You didn't clear up my confusion about [r] elsewhere, though. I'm 100 % sure most Dutch I've heard is full of [r] at least in other places, like the /r/ in ‹voor›. Is this wrong? By this I don't mean "will people understand me?", but "do the natives themselves do it, and how common is it, and why is it this is why I've heard the most if it isn't the most common (if that is the case)?".
Sorry for the late reply. I haven't been here for ages.
I'm afraid I can't answer accurately because I'm not a native speaker.
If you say [r] everywhere, that will do it. If you say [R], make it clear that it is not a [x] (so don't say g/ch like you say r).
In general, there are plenty of accents/dialects. Sometimes two Dutch speakers can't understand each other while speaking their mother tongue, so they switch to English (true story). When Dutch people show Flemish people speaking on TV, they subtitle them (the same goes for Dutch people speaking on Flemish TV). But the written language is pretty much the same.

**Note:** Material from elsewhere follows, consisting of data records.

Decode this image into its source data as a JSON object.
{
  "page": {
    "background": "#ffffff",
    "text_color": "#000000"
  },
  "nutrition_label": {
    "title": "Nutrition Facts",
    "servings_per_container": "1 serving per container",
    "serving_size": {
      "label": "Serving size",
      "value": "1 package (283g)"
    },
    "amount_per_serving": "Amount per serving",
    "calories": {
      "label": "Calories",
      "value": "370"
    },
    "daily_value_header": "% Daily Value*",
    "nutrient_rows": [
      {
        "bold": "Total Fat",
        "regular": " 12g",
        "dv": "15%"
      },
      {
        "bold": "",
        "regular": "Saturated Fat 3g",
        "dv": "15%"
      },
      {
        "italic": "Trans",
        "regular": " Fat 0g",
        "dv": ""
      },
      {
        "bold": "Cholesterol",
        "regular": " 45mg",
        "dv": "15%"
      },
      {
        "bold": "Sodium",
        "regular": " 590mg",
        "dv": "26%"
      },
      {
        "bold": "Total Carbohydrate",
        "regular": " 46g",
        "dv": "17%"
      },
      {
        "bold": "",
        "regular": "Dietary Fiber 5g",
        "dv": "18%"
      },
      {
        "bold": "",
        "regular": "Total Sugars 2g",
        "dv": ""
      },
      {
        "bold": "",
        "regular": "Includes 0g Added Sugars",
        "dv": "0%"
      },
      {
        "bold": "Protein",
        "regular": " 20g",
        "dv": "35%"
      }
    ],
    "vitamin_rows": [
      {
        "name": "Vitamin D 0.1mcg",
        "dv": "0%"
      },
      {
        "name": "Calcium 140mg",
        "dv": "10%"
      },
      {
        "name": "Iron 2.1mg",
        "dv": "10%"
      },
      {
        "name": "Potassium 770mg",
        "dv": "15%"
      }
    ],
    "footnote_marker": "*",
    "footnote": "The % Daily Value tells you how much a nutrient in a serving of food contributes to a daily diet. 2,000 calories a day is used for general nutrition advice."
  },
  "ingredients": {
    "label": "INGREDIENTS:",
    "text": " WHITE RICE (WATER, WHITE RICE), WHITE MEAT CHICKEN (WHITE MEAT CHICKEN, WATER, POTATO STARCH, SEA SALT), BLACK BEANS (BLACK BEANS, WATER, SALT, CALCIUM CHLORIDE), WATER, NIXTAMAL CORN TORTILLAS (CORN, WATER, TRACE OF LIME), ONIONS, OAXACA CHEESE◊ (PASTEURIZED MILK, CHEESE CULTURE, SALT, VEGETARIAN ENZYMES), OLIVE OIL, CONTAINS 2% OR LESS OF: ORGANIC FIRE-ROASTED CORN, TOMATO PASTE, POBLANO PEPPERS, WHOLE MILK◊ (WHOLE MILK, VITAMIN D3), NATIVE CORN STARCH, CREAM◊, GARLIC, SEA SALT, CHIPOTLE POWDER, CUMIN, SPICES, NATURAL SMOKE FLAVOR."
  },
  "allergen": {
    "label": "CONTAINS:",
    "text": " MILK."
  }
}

What I can advise is try to listen to people from the area you like and stick to their pronunciation. Avoid mixing all pronunciations...
Or, you can just listen to the national broadcasting and try to imitate their pronunciation.
It's been a century that Flemish and Dutch are building separate Ausbau, accentuating their differences. Flemish are creating a common language based on the rules of the most central dialect (brabants) and a Flemish pronunciation. So for example they say things like "nen" instead of "een" in the masculine, because it works more like German. (...But that has nothing to do with this thread.)